The court found Hutchinson guilty. She and her family, as well as many of her followers, were banished to Rhode Island, and in March, 1638, she was formally excommunicated. When William Hutchinson died in 1642, their older children having moved on, some with families of their own, Anne moved her six youngest children with her to Long Island (then part of New England) and later in the year to Dutch New Netherland (now New York). She died there in an Indian attack on August 20, 1643, along with five of her six remaining children.
Significance
Hutchinson has been called the first feminist in the New World. The laws of Puritan New England did not allow for religious freedom in the sense that we think of it today, and the concept would not have legal status in America until a century and a half after her death. Despite these facts, however, Hutchinson’s assertion of the primacy of conscience in religious discourse and the right to hold that discourse in public anticipated the principles of religious toleration enshrined in the Establishment Clause of the First Amendment to the United States Constitution. Hutchinson is remembered mostly as a model for American religious freedom, but her clash with Puritan theocracy also demonstrated the need for two other basic freedoms many Americans take for granted: the freedom to assemble and the freedom of speech. In American religious history, moreover, she represents one of the earliest proponents of personal revelation, which, while antithetical to the Calvinism of the 1630’s, would sweep New England a century later in what would be called the Great Awakening.
Bibliography
Hall, David D., ed. The Antinomian Controversy, 1636-1638. 2d ed. Durham, N.C.: Duke University Press, 1990. Updated version of what had already been, in the first edition (1968), the most complete collection of primary sources on Hutchinson’s trial.

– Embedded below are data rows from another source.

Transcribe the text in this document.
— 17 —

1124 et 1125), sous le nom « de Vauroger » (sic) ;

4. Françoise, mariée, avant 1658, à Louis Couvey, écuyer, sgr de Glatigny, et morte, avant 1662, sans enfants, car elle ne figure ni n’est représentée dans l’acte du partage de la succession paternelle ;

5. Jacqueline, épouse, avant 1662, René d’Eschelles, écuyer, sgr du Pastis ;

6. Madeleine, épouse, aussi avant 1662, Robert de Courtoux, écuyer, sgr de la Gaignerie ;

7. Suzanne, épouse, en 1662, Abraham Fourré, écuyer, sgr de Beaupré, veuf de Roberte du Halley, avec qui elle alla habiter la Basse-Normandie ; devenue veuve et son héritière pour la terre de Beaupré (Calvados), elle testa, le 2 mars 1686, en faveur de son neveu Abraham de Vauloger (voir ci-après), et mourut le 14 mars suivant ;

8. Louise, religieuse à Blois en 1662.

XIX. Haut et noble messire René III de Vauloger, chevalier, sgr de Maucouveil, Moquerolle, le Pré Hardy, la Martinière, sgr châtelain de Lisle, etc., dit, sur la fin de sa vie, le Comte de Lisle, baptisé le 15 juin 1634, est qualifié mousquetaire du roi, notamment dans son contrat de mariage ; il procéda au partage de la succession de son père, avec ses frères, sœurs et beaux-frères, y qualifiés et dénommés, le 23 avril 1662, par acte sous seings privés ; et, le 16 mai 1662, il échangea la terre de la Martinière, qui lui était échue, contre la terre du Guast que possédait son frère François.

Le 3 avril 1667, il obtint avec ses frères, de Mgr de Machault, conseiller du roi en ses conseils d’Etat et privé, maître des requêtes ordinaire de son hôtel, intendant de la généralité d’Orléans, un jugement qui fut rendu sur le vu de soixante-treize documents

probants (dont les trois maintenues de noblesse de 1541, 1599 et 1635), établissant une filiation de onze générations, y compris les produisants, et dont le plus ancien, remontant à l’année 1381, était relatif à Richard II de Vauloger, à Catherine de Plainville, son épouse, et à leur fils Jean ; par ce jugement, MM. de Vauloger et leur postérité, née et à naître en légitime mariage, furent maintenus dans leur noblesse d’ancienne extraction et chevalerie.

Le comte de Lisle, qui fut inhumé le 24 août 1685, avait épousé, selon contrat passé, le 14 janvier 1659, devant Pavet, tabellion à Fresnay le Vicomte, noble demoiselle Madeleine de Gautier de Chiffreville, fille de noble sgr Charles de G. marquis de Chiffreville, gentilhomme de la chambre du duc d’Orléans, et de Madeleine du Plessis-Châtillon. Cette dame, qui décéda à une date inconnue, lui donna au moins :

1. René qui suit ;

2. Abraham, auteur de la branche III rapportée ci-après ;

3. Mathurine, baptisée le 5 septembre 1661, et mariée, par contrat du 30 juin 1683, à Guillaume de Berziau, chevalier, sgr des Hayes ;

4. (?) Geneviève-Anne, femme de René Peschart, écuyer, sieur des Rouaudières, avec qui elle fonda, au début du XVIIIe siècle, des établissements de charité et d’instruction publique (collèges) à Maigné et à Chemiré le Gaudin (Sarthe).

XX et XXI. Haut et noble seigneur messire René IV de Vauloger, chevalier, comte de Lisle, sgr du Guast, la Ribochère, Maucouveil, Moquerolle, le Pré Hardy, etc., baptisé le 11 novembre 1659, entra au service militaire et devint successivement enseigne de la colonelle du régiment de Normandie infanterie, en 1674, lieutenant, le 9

Huber, Elaine. Women and the Authority of Inspiration. Lanham, Md.: University Press of America, 1985. A detailed analysis of the religious background to Hutchinson’s conflict with church authorities as a paradigm for similar conflicts in later times.
Hutchinson, Thomas. History of the Colony and Province of Massachusetts Bay. Reprint. Cambridge, Mass.: Harvard University Press, 1936. A republication, for the three hundredth anniversary of Hutchinson’s trial, of her grandson’s account of the history of that era, first published in 1865 by her great-grandson John Hutchinson. Includes transcripts of the trial.
LaPlante, Eve. American Jezebel: The Uncommon Life of Anne Hutchinson, the Woman Who Defied the Puritans. San Francisco, Calif.: Harper, 2004. An exhaustive biography by a twenty-first century descendant of Hutchinson.
Lewis, M. J. “Anne Hutchinson.” In Portraits of American Women, edited by G. J. Barker-Benfield and Catherine Clinton. New York: St. Martin’s Press, 1991. Presents new information on Anne Hutchinson’s death.
Pagnattaro, Marisa Ann. In Defiance of the Law: From Anne Hutchinson to Toni Morrison. New York: Peter Lang, 2001. The historical case of Anne Hutchinson is used as a foundation to explore the fates of similar fictional women in American literature.